Is it easier to talk about your work with both parts complete?

​​I think it gets harder to talk about rather than easier, oddly enough. Also, as more time passes between finishing the film and then what I'm doing now, it becomes more difficult, I think. I feel this, at this moment in time, because I'm concentrating on another story and another set of characters.

Do you think these films created a healthier relationship with your younger self, in terms of you reflecting on your past?

That 20-something version of myself, whether it's actually me or [Swinton Byrne] playing Julie — I don’t know. It sort of feels far away. Saying that to you now makes me feel a little nostalgic for that time. I think every time I think about being in my 20s, in 1980s London, there's a sudden amount of nostalgia that comes in and a certain amount of feeling like, "I'm sorry. I'm not sorry to not be 25 anymore, but I'm sorry that so many things have changed since then," which may be not so good and make that time even more special in a way.

One of the things that I appreciate about these two films is how they serve as grand appreciators of the many art forms. It shows how our pains, truths and experiences can create some of the most meaningful art, whether it’s still photography (something I know you engage in), film (obviously) and poetry (when looking at the structure and how certain images pop up frequently). And then there’s the central art piece that connected Julie and Anthony. What do you creatively plug into these days to inform these creative decisions?
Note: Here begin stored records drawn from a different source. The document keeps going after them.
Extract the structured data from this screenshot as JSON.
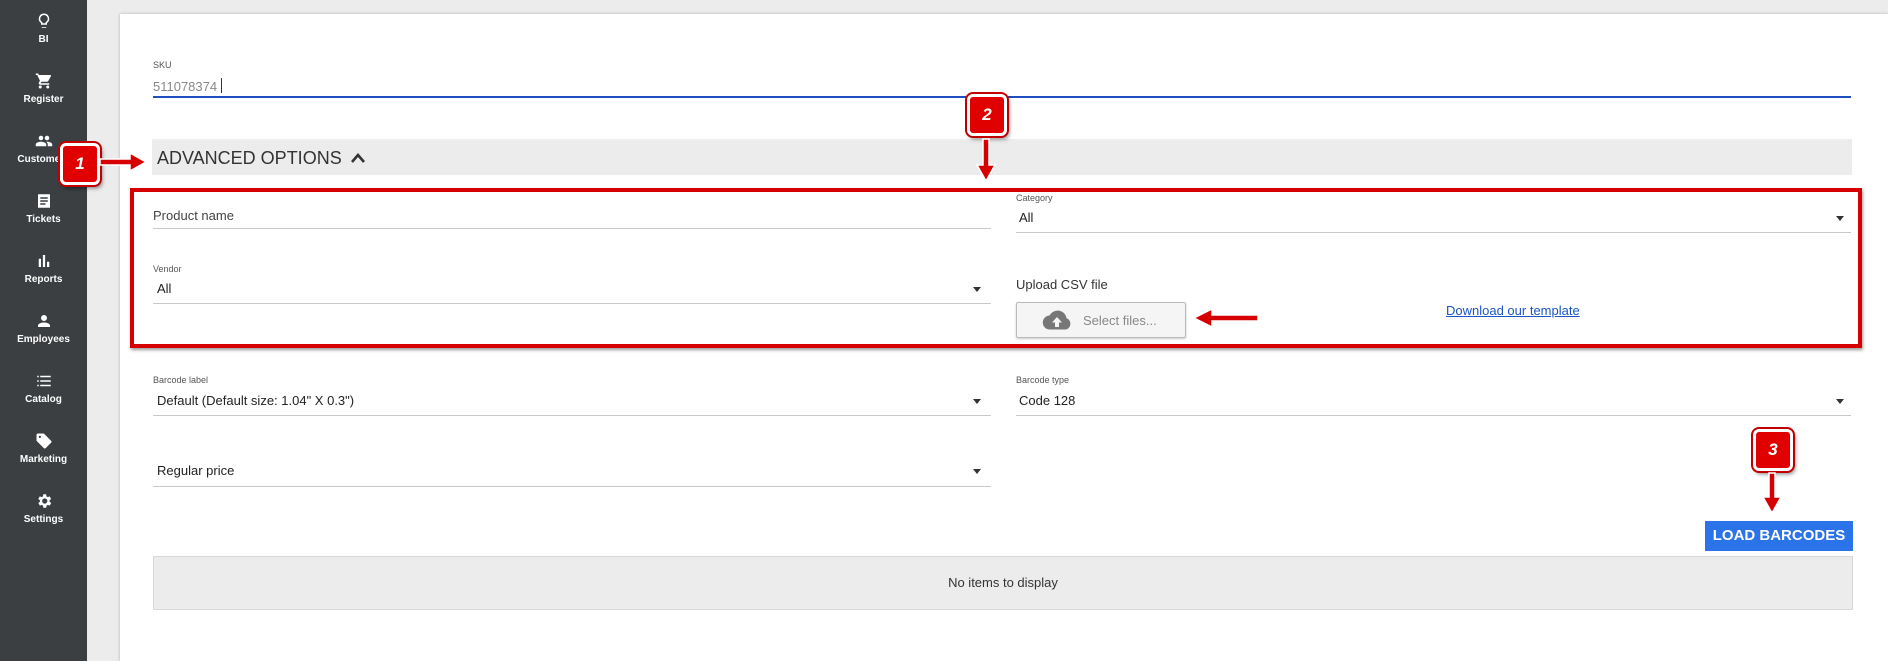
{
  "sidebar": {
    "items": [
      {
        "label": "BI",
        "icon": "lightbulb-icon"
      },
      {
        "label": "Register",
        "icon": "cart-icon"
      },
      {
        "label": "Customers",
        "icon": "people-icon"
      },
      {
        "label": "Tickets",
        "icon": "receipt-icon"
      },
      {
        "label": "Reports",
        "icon": "bar-chart-icon"
      },
      {
        "label": "Employees",
        "icon": "person-icon"
      },
      {
        "label": "Catalog",
        "icon": "list-icon"
      },
      {
        "label": "Marketing",
        "icon": "tag-icon"
      },
      {
        "label": "Settings",
        "icon": "gear-icon"
      }
    ]
  },
  "sku": {
    "label": "SKU",
    "value": "511078374"
  },
  "advanced": {
    "title": "ADVANCED OPTIONS"
  },
  "product_name": {
    "placeholder": "Product name"
  },
  "category": {
    "label": "Category",
    "value": "All"
  },
  "vendor": {
    "label": "Vendor",
    "value": "All"
  },
  "upload": {
    "label": "Upload CSV file",
    "button": "Select files...",
    "template_link": "Download our template"
  },
  "barcode_label": {
    "label": "Barcode label",
    "value": "Default (Default size: 1.04\" X 0.3\")"
  },
  "barcode_type": {
    "label": "Barcode type",
    "value": "Code 128"
  },
  "price": {
    "value": "Regular price"
  },
  "load_button": "LOAD BARCODES",
  "grid": {
    "empty_message": "No items to display"
  },
  "annotations": {
    "badge1": "1",
    "badge2": "2",
    "badge3": "3"
  },
  "colors": {
    "sidebar": "#3b3f42",
    "accent": "#2b73e8",
    "annotation": "#d60000",
    "sku_underline": "#1f4fbf"
  }
}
Wow. I think I try to lean in as much as possible, whether it's painting or otherwise. I don't read poetry so much. I feel I should read it more — literature or something. Mostly I just observe life and fully experience what’s going on in a particular moment in time. Sometimes being in a bus and looking at someone else, how they behave, how they eat their sandwich or how they talk to their neighbor. It's these observations of things happening in front of me rather than someone else's representation of that. I think that feeds me the most creatively.

Do you have a particular area that you thrive in creatively the most when putting pen to paper?

Well, it varies. Of course, we've been very restricted about where we've been able to go. So, normally I would be writing in a cafe, and I don't have one cafe in London that I work in. I like to change it. I like to mix it up a bit. I'll work in different places because in different places, I'll see different things. I'll experience different things because it's not just looking down at the notebook. It's also seeing what's going on around me. I like to be out in the world when I'm creating and writing. It's all part of the process.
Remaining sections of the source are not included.